To ring my own bell a little further, I recall a friend in the upper echelons of the Adidam missionary and publishing world telling me about a meeting they had about a book they planned to produce on Adi Da's art. The kanyas wanted me to write the book, but the editorial staff was a bit reluctant because I was something of a “loose cannon”. Some people at the meeting said, yes, but he's also the best writer in Adidam. And my friend spoke up and said, “No, he's the only writer in Adidam.” By which he meant that I was the only guy in Adidam who actually wrote in a real way, rather than in some weasily cultic manner. I appreciated his praise, but I don't actually think it was hyperbole. It's not that I was smarter or more skilled than anyone else, but it was true that I came from a place where genuine writing could at least be done, whereas most of the editorial department that wrote for the public was simply incapable of honest, up-front writing, and it degraded most everything they produced. Of course, it was another reason I found Adidam an intolerable place to live and even serve in.

That doesn't mean it always has to be that way. And yet, it probably will. Once again, I'm probably just tilting at windmills.
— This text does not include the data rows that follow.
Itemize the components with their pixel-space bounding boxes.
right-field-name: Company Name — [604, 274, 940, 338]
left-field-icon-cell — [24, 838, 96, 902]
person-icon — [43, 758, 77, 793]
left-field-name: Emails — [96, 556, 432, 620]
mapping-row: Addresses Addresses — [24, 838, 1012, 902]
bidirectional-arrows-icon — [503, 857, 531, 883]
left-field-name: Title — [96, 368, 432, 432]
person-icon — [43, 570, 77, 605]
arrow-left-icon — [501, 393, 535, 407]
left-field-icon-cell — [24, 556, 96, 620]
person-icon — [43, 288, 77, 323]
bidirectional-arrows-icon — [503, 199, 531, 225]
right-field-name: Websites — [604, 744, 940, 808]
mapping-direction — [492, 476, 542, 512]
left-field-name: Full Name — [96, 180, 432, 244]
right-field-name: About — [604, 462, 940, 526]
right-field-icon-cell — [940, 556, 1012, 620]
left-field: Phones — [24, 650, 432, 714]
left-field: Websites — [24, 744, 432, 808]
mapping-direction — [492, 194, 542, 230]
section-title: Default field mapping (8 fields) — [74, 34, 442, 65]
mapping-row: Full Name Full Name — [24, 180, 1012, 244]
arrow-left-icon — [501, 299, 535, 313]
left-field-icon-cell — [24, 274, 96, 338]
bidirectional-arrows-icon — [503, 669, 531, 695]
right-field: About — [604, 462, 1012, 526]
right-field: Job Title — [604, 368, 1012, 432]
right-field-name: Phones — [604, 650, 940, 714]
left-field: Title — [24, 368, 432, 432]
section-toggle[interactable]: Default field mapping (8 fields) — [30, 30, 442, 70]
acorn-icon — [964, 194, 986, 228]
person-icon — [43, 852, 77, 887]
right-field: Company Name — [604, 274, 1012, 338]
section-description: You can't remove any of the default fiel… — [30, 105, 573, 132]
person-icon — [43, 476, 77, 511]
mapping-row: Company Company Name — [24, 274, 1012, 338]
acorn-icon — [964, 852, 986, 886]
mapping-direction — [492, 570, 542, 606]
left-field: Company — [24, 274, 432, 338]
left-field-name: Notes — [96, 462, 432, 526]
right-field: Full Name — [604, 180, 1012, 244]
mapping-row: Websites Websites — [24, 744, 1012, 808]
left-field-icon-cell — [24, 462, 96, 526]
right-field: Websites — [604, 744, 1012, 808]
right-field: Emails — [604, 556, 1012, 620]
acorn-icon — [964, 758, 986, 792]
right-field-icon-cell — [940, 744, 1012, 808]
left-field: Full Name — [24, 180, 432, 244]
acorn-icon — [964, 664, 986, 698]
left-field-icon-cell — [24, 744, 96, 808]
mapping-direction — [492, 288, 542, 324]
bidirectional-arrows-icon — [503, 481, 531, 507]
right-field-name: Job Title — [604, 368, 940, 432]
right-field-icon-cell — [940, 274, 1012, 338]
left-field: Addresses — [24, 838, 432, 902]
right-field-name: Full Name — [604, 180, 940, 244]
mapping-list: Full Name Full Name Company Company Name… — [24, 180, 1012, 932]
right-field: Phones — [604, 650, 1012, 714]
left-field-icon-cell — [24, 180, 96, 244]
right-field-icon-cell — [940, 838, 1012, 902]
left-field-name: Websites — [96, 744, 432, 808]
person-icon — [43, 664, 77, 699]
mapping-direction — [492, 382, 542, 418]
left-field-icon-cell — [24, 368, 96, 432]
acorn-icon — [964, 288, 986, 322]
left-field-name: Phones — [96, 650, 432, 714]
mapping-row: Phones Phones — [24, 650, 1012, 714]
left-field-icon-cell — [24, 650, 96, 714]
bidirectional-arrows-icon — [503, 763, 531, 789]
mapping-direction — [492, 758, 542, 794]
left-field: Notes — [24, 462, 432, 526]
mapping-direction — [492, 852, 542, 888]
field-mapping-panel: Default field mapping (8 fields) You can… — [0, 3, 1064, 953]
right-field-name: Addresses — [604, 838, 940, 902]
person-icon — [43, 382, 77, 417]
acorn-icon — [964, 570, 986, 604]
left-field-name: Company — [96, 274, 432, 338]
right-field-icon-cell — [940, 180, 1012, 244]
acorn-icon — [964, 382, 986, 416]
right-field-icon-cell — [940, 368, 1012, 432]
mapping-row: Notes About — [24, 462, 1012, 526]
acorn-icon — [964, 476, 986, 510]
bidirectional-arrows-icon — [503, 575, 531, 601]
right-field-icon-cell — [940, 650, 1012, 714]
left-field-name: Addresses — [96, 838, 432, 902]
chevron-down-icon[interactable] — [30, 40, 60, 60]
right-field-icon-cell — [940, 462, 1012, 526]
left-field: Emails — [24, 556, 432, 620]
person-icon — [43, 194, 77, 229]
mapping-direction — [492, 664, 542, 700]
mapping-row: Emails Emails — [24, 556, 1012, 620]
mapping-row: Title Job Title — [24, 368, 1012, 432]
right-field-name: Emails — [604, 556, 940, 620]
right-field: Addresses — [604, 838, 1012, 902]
As criticial of Adidam as I've been over the years, I've always hoped it would one day grow up and become capable of adult conversation about itself at the very least. So far, unfortunately, there's no indication that this will ever happen. This website certainly represents a futher move in the opposite direction entirely. These are not courageous early Christians willing to speak the truth as they see it and be martyred for their cause if necessary. These are people trying to devise a clever marketing plan that can arouse the least possible offense, and thus also the least possible interest, and somehow sneak people in through a back door.

I can understand it, I guess. Who really wants to be eaten by lions? Which, metaphorically speaking, is what would happen if they put themselves out there as they really see themselves and their world. Certainly there would be some serious confrontations with reality and with others who disagree with their views which might cause them to question the assumptions they've made about themselves and Adi Da. My “open mind” ended up leading me right out the door, after all. So there's risks involved. But it's all just on the level of “consideration”. Nobody is going to send actual lions their way. It's pretty cowardly to treat this as some kind of dangerous, armed struggle. It's just the usual set of religious and spiritual ideas and disputes in society where speaking one's mind is often actually appreciated. If you don't engage that, you don't get much of anything out of it. No guts, no glory.

Adi Da used to ask, “Where are my Vivekanandas”. Well, instead of Vivekananda's, he's got a battalion of Mr. Rogers'. I guess this is a fitting finale to the minor spiritual fiasco that was Adi Da's entire life and teaching, but even I would have hoped for something more interesting or dramatic or at least amusing. I suppose this is just an example of the banality of banality, and leave it at that.